Member of the Legislative Assembly of New Brunswick for Saint John City
- In office September 1816 – 1827

Member of the Legislative Assembly of New Brunswick for Queens
- In office June 1827 – 1828

Member of the Legislative Council of New Brunswick
- In office 1828 – April 5, 1843

Personal details
- Born: 1789 Gagetown, New Brunswick
- Died: March 1, 1871 Gagetown, New Brunswick
- Occupation: Merchant, farmer

= Harry Peters (politician) =

Canadian merchant and politician (1816 to 1828)

Harry Peters (ca. 1789 – March 3, 1871) was a merchant and political figure in the province of New Brunswick, Canada. He represented the city of Saint John in the Legislative Assembly of New Brunswick from 1816 to 1828.

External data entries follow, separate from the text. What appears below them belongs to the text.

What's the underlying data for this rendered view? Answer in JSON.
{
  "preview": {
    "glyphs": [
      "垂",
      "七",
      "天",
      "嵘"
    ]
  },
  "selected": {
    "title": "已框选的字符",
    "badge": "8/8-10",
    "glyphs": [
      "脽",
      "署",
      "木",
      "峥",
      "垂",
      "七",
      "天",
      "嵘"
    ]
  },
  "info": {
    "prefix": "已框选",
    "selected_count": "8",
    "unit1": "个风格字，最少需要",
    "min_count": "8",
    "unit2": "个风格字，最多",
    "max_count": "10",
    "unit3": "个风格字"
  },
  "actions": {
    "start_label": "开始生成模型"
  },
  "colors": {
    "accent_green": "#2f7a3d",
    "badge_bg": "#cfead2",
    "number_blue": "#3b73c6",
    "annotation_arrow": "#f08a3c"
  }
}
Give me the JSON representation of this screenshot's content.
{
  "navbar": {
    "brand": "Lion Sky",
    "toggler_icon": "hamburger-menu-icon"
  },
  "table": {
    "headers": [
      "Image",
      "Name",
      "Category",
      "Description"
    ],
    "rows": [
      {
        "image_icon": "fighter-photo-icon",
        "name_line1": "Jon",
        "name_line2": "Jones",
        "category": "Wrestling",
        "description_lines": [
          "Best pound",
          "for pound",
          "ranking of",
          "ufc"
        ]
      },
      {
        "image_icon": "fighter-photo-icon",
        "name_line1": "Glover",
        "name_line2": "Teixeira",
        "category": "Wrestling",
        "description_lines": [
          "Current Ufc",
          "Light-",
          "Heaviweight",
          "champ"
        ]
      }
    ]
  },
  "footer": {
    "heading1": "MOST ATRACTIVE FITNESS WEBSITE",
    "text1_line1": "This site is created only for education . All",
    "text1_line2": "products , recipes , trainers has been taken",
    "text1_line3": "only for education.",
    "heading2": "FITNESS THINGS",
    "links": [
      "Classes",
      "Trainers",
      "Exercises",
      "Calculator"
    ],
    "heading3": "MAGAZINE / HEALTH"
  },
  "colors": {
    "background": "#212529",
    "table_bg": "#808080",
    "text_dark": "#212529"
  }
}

He was the son of James Peters and Margaret Lester. Peters was a merchant in Saint John. He replaced Ward Chipman, Jr. as speaker for the legislature in 1826. Peters served as a member of the Legislative Council of New Brunswick from 1828 to 1843 and was a member of the Executive Council from 1828 to 1832. He later moved to Gagetown where he died at the age of 82.

His brother Charles Jeffery served as Attorney General and his brother Benjamin Lester became mayor of Saint John.

The community of Petersville, later expropriated during the expansion of CFB Gagetown, was named in his honour.